池島信平は、1933年に文藝春秋社に入社し、「文藝春秋」の編集長などを務めた人。1973年、社長在任中に急逝した。正直なところ、私はこれまで「文藝春秋」を一度も買ったこともなく、読んだこともない。そういえば去年、「文藝春秋」に掲載された随筆を集めた「巻頭随筆」のシリーズを読んだな、ってことが思い出せれるくらいで、今となっては販促ツールのひとつとしか思えない芥川賞にも直木賞にもあまり興味はない。出版社としての文藝春秋も、私にとっては永井龍男がいた会社という認識でしかなく、最近どこかに書いてあった「結局、日本のジャーナリズムは『週刊文春』と『週刊新潮』にしかないのか」と言葉もあまりぴんと来ない。そもそもジャーナリズムってなんだ、という気もしてしまうくらいその方面に関しては無知なわけで。その永井龍男は、池島信平の葬儀で弔辞を述べたらしいのだが、永井龍男が池島信平のことについて書いた文章はあまり思い浮かばないのは、私が単に流してしまっているだけだろうか。
この本は基本的に、戦中、戦後を通じた体験記なので、交友録的なことは思っていたよりも書かれていないのが残念といえば残念。もちろん菊池寛や佐佐木茂策に関しての言及はあるけれど、池島信平が接した菊池寛個人というよりも、文藝春秋という会社を通した菊池寛であるような気もする。でも逆に、仕事を離れた交友録的な部分がないことで、池島信平が、戦前・戦後という物事の価値観ががらりと変わっていく中で、雑誌記者としてどういう風に生きたか、なにを考えていたかが伝わるし、池島信平がどれだけ文藝春秋に、そして雑誌の記者であることに全身全霊をかけていたかがわかる。

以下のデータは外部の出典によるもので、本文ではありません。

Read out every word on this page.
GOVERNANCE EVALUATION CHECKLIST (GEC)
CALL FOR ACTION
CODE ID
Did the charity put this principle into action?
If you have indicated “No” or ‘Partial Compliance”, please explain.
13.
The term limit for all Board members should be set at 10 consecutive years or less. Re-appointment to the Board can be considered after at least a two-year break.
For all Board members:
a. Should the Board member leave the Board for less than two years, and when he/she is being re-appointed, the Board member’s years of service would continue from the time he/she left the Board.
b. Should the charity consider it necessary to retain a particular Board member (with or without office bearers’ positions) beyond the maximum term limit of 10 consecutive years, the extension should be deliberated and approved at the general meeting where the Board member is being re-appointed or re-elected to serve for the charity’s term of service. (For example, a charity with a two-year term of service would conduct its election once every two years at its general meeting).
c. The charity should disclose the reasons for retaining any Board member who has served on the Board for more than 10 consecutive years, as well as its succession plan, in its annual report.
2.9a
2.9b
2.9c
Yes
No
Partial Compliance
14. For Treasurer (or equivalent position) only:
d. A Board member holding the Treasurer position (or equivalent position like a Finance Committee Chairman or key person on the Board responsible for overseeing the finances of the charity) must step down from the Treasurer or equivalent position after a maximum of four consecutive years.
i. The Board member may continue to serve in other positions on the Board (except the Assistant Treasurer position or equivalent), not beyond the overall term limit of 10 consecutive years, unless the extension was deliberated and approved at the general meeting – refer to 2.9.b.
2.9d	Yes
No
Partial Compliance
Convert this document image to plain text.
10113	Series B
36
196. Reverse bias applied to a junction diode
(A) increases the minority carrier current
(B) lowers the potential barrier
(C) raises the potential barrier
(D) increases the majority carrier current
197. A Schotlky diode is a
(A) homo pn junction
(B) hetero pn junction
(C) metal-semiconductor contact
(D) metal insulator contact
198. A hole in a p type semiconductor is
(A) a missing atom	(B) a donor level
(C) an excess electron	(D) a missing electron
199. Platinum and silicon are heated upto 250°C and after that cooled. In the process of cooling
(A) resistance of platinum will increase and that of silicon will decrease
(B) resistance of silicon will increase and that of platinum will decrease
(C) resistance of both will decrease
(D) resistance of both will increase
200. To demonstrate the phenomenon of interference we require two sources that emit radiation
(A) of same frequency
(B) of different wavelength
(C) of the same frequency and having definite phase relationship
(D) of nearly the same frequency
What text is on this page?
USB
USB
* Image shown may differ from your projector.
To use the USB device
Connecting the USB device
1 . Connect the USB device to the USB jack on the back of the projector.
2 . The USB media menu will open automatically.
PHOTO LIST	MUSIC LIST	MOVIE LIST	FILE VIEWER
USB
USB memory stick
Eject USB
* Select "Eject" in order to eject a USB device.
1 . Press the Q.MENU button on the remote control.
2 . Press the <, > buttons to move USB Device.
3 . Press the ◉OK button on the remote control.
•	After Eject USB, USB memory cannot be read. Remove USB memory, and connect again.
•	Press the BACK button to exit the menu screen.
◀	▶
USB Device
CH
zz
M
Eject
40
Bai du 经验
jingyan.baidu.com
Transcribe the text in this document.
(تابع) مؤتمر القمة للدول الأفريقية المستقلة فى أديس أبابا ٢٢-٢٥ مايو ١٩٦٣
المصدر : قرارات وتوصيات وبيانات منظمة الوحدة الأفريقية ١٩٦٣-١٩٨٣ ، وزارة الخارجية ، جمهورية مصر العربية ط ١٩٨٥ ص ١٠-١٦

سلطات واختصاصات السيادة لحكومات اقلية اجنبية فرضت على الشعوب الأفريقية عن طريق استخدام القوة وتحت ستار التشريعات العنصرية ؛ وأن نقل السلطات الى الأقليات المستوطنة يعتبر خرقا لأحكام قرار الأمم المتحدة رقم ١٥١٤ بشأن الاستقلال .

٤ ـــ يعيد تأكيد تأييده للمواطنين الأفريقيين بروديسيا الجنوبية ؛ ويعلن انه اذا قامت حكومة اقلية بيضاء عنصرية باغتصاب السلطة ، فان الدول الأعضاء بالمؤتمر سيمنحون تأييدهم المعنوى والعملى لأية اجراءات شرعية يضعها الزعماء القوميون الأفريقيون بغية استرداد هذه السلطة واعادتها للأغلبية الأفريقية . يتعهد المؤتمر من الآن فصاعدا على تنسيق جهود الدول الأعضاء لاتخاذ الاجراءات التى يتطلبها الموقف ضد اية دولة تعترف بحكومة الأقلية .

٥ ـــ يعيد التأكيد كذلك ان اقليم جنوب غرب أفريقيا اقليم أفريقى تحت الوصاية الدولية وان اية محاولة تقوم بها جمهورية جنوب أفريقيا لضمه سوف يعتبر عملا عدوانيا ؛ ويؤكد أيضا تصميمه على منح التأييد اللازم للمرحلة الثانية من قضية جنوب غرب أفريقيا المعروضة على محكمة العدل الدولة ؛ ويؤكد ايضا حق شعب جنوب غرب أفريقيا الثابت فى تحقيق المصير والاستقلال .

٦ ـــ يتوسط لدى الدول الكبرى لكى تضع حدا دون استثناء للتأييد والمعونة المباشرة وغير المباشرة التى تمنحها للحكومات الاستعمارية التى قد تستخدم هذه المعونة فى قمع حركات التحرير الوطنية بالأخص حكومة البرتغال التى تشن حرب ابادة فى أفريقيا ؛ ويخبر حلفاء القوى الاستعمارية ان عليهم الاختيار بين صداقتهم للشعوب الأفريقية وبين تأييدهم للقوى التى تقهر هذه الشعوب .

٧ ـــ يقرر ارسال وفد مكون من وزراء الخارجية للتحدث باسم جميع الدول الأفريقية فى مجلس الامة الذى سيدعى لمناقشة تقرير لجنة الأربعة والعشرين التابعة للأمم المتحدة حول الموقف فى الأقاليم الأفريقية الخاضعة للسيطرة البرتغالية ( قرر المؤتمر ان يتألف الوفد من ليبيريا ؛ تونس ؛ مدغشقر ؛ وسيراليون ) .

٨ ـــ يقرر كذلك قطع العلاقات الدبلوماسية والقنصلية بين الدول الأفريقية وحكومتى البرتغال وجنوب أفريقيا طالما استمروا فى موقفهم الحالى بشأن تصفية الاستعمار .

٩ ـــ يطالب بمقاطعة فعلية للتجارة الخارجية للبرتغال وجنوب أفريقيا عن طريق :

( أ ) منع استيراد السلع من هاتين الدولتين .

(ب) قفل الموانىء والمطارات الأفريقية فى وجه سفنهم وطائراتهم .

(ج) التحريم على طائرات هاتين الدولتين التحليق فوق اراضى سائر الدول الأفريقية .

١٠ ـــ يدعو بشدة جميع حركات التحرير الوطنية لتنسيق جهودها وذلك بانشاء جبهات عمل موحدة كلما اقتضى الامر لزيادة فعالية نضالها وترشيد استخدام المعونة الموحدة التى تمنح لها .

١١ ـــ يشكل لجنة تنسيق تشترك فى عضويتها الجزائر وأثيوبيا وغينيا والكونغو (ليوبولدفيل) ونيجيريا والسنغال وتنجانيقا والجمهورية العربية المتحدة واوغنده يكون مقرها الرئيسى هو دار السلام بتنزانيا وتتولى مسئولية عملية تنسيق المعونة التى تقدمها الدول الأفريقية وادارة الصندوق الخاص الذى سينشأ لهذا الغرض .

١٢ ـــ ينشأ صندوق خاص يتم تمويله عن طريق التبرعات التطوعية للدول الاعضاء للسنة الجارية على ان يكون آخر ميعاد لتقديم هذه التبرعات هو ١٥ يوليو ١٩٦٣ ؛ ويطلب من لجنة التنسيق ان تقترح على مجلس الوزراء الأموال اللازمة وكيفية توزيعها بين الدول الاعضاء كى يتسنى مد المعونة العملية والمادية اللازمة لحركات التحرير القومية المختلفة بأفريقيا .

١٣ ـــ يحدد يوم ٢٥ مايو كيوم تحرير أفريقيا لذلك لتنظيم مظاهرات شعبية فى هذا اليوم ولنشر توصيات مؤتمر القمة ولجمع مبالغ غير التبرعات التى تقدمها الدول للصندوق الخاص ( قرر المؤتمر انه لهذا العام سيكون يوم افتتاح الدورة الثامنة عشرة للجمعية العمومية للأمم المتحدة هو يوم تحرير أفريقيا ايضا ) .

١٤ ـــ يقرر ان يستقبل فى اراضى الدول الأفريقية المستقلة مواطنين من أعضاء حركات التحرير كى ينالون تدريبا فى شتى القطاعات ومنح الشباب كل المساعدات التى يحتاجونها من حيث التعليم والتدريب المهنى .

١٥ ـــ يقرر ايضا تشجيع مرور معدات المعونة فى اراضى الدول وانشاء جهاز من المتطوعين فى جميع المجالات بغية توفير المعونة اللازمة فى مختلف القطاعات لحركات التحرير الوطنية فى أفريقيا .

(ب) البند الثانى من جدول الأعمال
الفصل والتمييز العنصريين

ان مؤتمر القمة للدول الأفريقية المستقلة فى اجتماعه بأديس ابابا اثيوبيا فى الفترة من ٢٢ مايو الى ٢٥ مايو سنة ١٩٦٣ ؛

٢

蛇足になるが、どうも戦後に書かれた戦時中の体験談(戦時中に書かれた戦時中の体験談なんてないんだろうけど)というのは、戦後の価値観によって過去のことがゆがめられて書かれているような気がして、正直に信用できないのは私だけだろうか(“ゆがめられて”と書くとおおげさだが)。ついでに書くと、戦時中に起こった悲惨な出来事をとりあげて、戦争は悲惨だから戦争は繰り返さないようにしよう、というのは意味がないように思えるのも私だけだろうか。戦争なんて結局は国と国とのパワーゲームなのだから、それに至るまでの状況と原因を明らかにして、「こういう状況になったら次はこういう対処をしなくてはいけない」ということを伝えなくては、結局、何らかの状況と原因が重なったら、悲惨だろうと悲惨でなかろうと戦争になってしまうんじゃないだろうか。・・・・なんてことを書いていくのは、私の手に負えないことなので、やめます。あまり追求せずに読み飛ばしてもらえるとうれしい。